Let’s have that discussion here and see what was not considered prior to the vote.


Article 10, Section 1 of the Warrant states: “Only human beings, not artificial entities such as corporations, are entitled to the rights and privileges guaranteed by the Constitution of the United States.” 

The Article, as one can plainly see, takes all Constitutional rights away from all “artificial entities,” not just corporations.  As normally understood, “entities” are collections of individuals working together to make money, advocate a cause, or do just about anything that it takes more than one person to accomplish. The term used in the Warrant would encompass a labor union, or even a non-profit organization such as the League of Women Voters, in addition to big businesses.

At Town Meeting, a member of the League of Women Voters spoke in favor of the proposed amendment. However, a League of Women Voters taskforce recently published an article stating that adopting language similar to that proposed in Article 10, Section 1 would not be a good idea.  

To quote the League of Women Voters taskforce, an amendment such as Article 10, Section 1 would “exclud[e] corporations and other entities from all the rights protected by the Constitution [and] might create unintended consequences for property rights under the Fifth and Fourteenth Amendments, Fourth Amendment rights against unreasonable search and seizure, and Fifth Amendment protection against double jeopardy.”

In other words, Article 10, if adopted, would tell Sharon small businesses, labor unions and non-profit groups doing charitable and other good works that they have no Constitutional rights. The government could, in theory, break down the doors of these “artificial entities” without a search warrant, or deprive these groups of Due Process under the law such as a right to a fair hearing or speedy trial. 

No one believes that the good people at Town Meeting intended to deprive fellow citizens, working in groups, of the right to Due Process, or the right to be free from search and seizure without a warrant. But this is precisely what Article 10, Section 1 would authorize.


Section 2 of Article 10 states: “Election spending is not free speech guaranteed by the First Amendment, and is therefore subject to regulation by federal and state governments.”

This may be the more remarkable of the two sections adopted by Town Meeting. If such an amendment were to pass, nothing in the proposed language would prevent Congress, or government at any level, from deciding one day to restrict or possibly ban election spending for all citizens, not just “artificial entities.”  The Article would essentially give sitting members of Congress the ability to decide one day that all campaign spending is barred, and thereby give elected officials free hand to regulate themselves right back into office. Or, the government could impose onerous reporting requirements that decrease participation. 

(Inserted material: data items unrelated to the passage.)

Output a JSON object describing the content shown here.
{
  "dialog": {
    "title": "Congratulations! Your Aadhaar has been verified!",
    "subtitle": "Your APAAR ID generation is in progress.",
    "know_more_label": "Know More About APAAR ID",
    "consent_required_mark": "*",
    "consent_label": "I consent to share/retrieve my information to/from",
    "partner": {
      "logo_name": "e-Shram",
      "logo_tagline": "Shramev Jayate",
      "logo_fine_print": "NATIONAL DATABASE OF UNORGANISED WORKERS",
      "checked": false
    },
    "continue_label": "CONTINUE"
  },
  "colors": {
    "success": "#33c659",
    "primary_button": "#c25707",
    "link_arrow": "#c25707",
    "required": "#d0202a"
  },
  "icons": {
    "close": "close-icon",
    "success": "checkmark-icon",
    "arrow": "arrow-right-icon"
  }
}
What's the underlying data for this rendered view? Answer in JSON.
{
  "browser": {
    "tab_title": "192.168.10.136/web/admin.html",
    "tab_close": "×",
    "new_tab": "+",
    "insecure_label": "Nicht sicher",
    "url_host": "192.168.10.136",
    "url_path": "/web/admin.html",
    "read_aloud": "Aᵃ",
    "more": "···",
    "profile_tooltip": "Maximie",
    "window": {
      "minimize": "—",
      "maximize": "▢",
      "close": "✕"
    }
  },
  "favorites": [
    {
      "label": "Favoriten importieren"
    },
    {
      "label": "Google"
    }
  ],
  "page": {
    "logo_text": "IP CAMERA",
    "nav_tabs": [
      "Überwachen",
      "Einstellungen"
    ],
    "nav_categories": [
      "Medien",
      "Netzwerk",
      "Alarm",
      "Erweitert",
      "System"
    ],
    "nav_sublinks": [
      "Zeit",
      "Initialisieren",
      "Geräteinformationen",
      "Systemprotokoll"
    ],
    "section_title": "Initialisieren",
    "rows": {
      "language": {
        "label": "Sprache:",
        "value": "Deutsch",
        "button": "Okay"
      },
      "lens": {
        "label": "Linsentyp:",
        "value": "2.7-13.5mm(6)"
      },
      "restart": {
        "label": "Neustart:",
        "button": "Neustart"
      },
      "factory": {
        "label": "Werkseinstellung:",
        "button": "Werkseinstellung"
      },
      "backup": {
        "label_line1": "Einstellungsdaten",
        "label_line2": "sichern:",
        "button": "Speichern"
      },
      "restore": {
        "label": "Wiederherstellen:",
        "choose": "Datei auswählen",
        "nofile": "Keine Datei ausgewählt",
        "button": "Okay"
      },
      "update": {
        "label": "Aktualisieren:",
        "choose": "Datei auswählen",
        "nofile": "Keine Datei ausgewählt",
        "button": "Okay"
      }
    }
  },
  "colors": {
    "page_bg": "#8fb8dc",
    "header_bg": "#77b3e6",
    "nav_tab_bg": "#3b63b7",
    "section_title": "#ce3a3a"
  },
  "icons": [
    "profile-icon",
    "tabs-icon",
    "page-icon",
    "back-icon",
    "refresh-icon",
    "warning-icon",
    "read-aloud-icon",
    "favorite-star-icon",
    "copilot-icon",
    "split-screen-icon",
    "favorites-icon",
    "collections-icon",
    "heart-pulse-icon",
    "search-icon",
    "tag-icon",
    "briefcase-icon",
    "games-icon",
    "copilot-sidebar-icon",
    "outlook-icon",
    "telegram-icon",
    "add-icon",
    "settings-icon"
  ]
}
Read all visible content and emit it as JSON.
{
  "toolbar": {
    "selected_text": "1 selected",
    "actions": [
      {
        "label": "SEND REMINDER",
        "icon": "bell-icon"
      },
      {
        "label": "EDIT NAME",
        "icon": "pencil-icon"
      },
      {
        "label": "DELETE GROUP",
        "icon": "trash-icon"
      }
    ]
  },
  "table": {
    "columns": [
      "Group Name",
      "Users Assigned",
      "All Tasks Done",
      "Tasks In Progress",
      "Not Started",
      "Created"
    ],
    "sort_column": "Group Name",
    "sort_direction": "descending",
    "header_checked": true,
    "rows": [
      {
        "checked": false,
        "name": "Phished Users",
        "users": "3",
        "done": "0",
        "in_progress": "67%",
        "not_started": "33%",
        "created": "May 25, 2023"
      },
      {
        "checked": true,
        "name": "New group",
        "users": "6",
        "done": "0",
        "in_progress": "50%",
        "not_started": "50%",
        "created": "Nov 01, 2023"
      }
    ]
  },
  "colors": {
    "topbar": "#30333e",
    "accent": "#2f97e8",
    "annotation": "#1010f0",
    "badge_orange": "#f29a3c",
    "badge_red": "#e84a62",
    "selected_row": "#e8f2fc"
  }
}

Lest one think that these are the ravings of some kind of Constitutional purist, many people from both sides of the aisle are advocating strongly that Americans “fix” the Citizens United “problem” through the legislative process rather than by amending the Constitution in these types of ways.

The League of Women Voters – an organization that favors campaign finance reform - has expressed serious concerns about Article 10, Section 2. Its taskforce recently stated, “the very broad language of this resolution gives unlimited regulatory power to state and federal legislatures, which could no longer be checked by the judiciary.” In other words, having no Constitutional protection, citizens would have no one to whom they could complain if Congress stripped them of the right to support candidates of their choosing. 

In an article published a few months back in the liberal publication, the Huffington Post, an official of the American Civil Liberties Union (ACLU), a group that opposed the Citizens United decision and is itself advocating for major campaign finance reform, also cautioned critics of the decision against using a Constitutional amendment to restrict free speech as the vehicle to address the issue.

Here is a lengthy passage from the ACLU article. It is quoted not to advance the ACLU’s position, but rather to show that even those advocating corporate campaign finance reform are loathe to amend the Constitution to address the matter.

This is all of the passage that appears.